Once upon a time, there lived a nondescript bush. Lonely and unrecognized amidst the more colorful vegetation, he dreamed one day of becoming a bush in his own right. For too long he had stood in the shadow of bush the elder, a bush transformed in people’s eyes into a mighty elm. Each day, he looked up at that great tree, sobbing softly to himself: “I am somebody, yes, I am… Someday I too can attain that same greatness of stature.”
But a number of obstacles stood in his path. Though the bushes had all been raised in a hothouse, they all suffered from the illusion that they were actually part of the forest primeval. His younger sibling, the shrub, had always stressed his rural roots. After all, where does one find most bushes — certainly not in urbane, metropolitan areas.
In 1910, the major leagues of baseball, created and subsidized the minor leagues, generally locating them in small cities and towns. Thus were born the “bush leagues” and “bush towns,” along with an association with things “mediocre,” “second rate,” “amateur,” and “unsophisticated;” in short, the “inferior reaches.”
Shrub had embraced this definition. But it was a real problem for our aspiring bush — how to kick that image.
Adding to his woes was that when folks got fatigued, exhausted, sapped, or pooped out, they said they were “bushed” — perhaps from the 19th century meaning, “lost in the woods.” So it was that the actions of his brother, shrub, had left folks “bushed out.”
Adding further to his woes was that our little bush, like others in the family, had a speaking style, described as “bushwa(h),” causing him to sound “nonsensical and pretentious,” “exaggerated,” and “deceitful;” i.e., “full of baloney.”
Coined in about 1900, “bushwa” derives from an old word, “bodwash,” meaning “bosh” or “trash.” It, in turn, derives from the old French bois de vache, “cow’s wood or “dried manure.” We don’t use “bushwa,” very much nowadays, preferring instead to call ’em the way we see’z ’em.

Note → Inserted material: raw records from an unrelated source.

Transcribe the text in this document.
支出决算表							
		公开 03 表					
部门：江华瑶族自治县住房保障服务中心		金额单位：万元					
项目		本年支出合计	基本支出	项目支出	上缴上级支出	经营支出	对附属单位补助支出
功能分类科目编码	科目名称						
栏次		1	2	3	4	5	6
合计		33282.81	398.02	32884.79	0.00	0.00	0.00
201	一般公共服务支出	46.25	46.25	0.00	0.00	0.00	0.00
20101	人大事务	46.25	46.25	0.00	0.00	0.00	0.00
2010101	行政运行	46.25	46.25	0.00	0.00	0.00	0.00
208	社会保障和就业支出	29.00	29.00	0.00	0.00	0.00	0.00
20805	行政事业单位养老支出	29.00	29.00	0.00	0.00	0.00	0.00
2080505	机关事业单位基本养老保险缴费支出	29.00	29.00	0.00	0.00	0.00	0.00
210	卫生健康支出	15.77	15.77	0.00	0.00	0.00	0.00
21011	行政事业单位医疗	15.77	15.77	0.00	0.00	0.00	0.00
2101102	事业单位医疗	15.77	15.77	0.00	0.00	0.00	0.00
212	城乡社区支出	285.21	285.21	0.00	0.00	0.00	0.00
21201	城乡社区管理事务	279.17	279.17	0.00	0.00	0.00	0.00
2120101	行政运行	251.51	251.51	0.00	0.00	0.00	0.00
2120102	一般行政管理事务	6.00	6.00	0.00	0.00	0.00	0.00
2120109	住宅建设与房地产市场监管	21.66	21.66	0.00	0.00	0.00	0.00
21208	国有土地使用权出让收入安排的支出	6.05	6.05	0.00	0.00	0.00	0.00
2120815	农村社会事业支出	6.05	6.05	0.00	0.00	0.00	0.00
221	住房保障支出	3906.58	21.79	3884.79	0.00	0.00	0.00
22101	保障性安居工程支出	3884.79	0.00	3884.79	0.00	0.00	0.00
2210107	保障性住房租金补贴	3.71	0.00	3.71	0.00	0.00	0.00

Poor little bush. He wanted so much to have everyone root for him, meaning they would be a regular supporter of his, to cheer him on. This “root,” incidentally, comes from the British dialect route, “to roar or bellow.”
Encouraged by his supporters and undeterred by the obstacles, he set off on his trek — bright-eyed and — what else but — bushy tailed — “eager and energetic,” “in fine fettle,” “wide awake,” and “prepared for any situation.”

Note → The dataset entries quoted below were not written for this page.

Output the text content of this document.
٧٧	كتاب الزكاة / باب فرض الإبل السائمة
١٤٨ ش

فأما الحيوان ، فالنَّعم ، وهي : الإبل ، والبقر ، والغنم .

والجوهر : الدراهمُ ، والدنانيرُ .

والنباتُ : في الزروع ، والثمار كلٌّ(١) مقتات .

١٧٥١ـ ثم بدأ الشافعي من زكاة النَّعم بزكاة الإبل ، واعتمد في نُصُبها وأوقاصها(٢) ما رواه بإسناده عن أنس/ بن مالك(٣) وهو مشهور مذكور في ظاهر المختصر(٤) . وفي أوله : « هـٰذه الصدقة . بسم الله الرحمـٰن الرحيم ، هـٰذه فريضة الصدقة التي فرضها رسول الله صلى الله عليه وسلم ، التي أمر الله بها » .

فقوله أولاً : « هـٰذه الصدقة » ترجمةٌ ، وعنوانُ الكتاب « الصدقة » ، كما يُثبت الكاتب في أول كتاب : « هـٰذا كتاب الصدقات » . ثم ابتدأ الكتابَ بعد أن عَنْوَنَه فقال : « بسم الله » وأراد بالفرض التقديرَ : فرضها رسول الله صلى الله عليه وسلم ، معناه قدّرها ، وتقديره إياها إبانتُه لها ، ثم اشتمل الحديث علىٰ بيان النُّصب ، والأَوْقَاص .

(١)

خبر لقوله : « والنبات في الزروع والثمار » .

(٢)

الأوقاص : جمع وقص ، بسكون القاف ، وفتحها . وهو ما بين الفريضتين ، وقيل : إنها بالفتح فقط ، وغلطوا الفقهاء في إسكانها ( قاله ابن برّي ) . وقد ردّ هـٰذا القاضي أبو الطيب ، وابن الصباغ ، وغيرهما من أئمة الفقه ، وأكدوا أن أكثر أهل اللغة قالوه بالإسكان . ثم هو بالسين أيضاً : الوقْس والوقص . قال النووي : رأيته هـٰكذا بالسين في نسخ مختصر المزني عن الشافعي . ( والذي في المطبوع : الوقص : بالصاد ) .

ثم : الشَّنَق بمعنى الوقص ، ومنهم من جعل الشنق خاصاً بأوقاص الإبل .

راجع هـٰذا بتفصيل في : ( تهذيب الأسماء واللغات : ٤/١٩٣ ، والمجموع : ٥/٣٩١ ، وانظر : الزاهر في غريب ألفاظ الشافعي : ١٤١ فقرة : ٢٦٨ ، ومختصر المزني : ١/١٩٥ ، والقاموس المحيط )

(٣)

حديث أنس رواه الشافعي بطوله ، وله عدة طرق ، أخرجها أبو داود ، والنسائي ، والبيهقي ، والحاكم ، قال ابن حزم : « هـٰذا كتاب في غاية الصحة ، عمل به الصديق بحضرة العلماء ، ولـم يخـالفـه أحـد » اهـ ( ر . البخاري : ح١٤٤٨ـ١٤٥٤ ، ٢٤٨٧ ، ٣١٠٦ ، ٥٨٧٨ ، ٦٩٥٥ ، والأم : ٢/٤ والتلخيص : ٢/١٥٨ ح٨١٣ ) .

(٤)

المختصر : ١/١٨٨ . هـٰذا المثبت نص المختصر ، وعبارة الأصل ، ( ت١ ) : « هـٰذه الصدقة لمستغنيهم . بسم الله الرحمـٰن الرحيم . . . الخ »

We’ve been bright-eyed and bushy tailed since the 1930s, alluding to the seemingly attentive behavior of squirrels, chipmunks and other animals, as displayed in their wide eyes, quick movement, and high degree of nervous energy,.
But a funny thing happened on the way to his goal. A bunch of rival vegetation lay in ambush for him from the old French embusche, from embuscher, literally meaning, “to hide in the bushes.” It was an insidious plot, the ultimate roots of which are in the Latin insidere, “to lie in wait.”
In plain English, they were hoping — you guessed it — to bushwhack him. Our very first bushwhackers, got their name by pulling their boats up parts of the Mississippi River by grasping at bushes along the bank. Today, bushwhacking is back in style; though the grasping of straws, rather than bushes, is more the norm.
There was lots of bushwhacking during the Civil War by the soldiers who hid in the bushes, wood, or thickets as part of their guerrilla tactics. Later, bushwhacking came to mean “making one’s way through unbroken forest,” by pushing bushes aside or breaking them.
Undaunted by such stalkers, and taking advantage of the greenery in which he hid and from which he received sustenance, the little bush moved on. Weed-whacking the competition, he made his way out of the woods to the big horticultural Show on a certain magic Tuesday in March. This would be his telling encounter. Everyone in the forest was following his progress. Some were fir him, others agin. All the firs were on pins and needles awaiting the result.
Could the little bush really do it? Would he go on from there to his final resting place? Would he finally make it to his ultimate destination… and at last sink his roots into the fabled rose garden?